Une époque où payer les coolies (porteurs) était compliqué et nécessitait parfois d'envoyer quelqu'un dans une petite ville où l'on essaiera de changer des travellers cheques.
Une époque où les appareils à oxygène n'étaient pas aussi perfectionnés et efficaces que maintenant.
Une époque où une grande partie de l'Everest était encore vierge de toute exploration.
Tout ces difficultés, ajoutés à celles purement liées à l'alpinisme, contribuent à faire de ce livre un vrai livre d'aventure. du genre de ceux dont on tourne les pages avidement en tremblant pour le héros et en se demandant comment il va pouvoir s'en sortir.

Un autre aspect que j'ai beaucoup apprécié est la façon de parler des sherpas.
Les Suisses se montrent toujours respectueux de ces hommes vaillants et courageux : "Autour de nous, les sherpas vont et viennent avec leurs visages un peu énigmatiques, lunaires, leurs dents éclatantes, cette gentillesse qui nous touche, cette bonne humeur qui nous gagne. Je ne pense pas qu'il soit possible d'être plus serviable, et moins servile."

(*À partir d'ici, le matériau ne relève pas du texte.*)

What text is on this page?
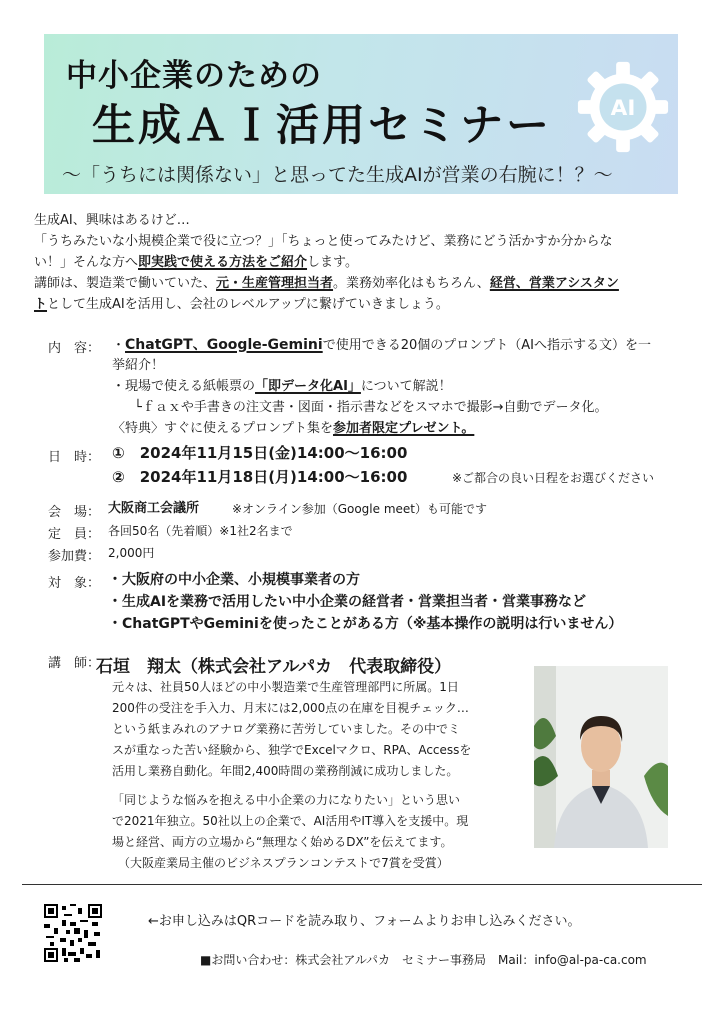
中小企業のための
生成ＡＩ活用セミナー	AI
〜「うちには関係ない」と思ってた生成AIが営業の右腕に！？〜
生成AI、興味はあるけど…
「うちみたいな小規模企業で役に立つ？」「ちょっと使ってみたけど、業務にどう活かすか分からな
い！」そんな方へ即実践で使える方法をご紹介します。
講師は、製造業で働いていた、元・生産管理担当者。業務効率化はもちろん、経営、営業アシスタン
トとして生成AIを活用し、会社のレベルアップに繋げていきましょう。
内　容： ・ChatGPT、Google-Geminiで使用できる20個のプロンプト（AIへ指示する文）を一
挙紹介！
・現場で使える紙帳票の「即データ化AI」について解説！
└ｆａｘや手書きの注文書・図面・指示書などをスマホで撮影→自動でデータ化。
〈特典〉すぐに使えるプロンプト集を参加者限定プレゼント。
日　時： ①　2024年11月15日(金)14:00〜16:00
②　2024年11月18日(月)14:00〜16:00	※ご都合の良い日程をお選びください
会　場： 大阪商工会議所	※オンライン参加（Google meet）も可能です
定　員： 各回50名（先着順）※1社2名まで
参加費： 2,000円
対　象： ・大阪府の中小企業、小規模事業者の方
・生成AIを業務で活用したい中小企業の経営者・営業担当者・営業事務など
・ChatGPTやGeminiを使ったことがある方（※基本操作の説明は行いません）
講　師：
石垣　翔太（株式会社アルパカ　代表取締役）
元々は、社員50人ほどの中小製造業で生産管理部門に所属。1日
200件の受注を手入力、月末には2,000点の在庫を目視チェック…
という紙まみれのアナログ業務に苦労していました。その中でミ
スが重なった苦い経験から、独学でExcelマクロ、RPA、Accessを
活用し業務自動化。年間2,400時間の業務削減に成功しました。
「同じような悩みを抱える中小企業の力になりたい」という思い
で2021年独立。50社以上の企業で、AI活用やIT導入を支援中。現
場と経営、両方の立場から“無理なく始めるDX”を伝えてます。
（大阪産業局主催のビジネスプランコンテストで7賞を受賞）
←お申し込みはQRコードを読み取り、フォームよりお申し込みください。
■お問い合わせ：株式会社アルパカ　セミナー事務局　Mail：info@al-pa-ca.com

Les auteurs sont souvent admiratifs du travail effectué par les sherpas qui ont, pour certains, pratiquement autant oeuvré en tant qu'alpinistes que les membres de l'expédition.
Une mention toute particulière pour Tensing dont le courage, la volonté et la résistance sont extraordinaires. de toute l'équipe, c'est lui qui connaît le mieux l'Everest. Il est d'ailleurs mentionné en tant que sirdar dans l'expédition du printemps mais en tant que "sirdar et membre de l'expédition" pour celle de l'automne.
En lisant ce livre, on comprend mieux l'importance qu'il a eue dans l'équipe britannique victorieuse l'année d'après, et qu'Edmund Hillary ait toujours tenu à l'associer à parts égales dans la réussite.
En tout cas, l'homme inspire respect et admiration.

Écrits à trois voix, ces récits sont passionnants et constituent une mine d'informations pour qui s'intéresse à l'histoire de l'alpinisme.
La fin est connue d'avance : les Suisses n'iront pas jusqu'au sommet, mais réussissent de précieuses avancées qui seront déterminantes dans le succès de 1953. Ils en sont bien conscients lorsqu'ils concluent : "L'aventure est terminée, l'équipe se disloque. C'est triste. Mais la « porte du sud » est ouverte."
Avant-premières à l'Everest est un classique de la littérature de montagne, à lire au même titre que Victoire sur l'Everest de John Hunt ou Au sommet de l'Everest d'Edmund Hillary.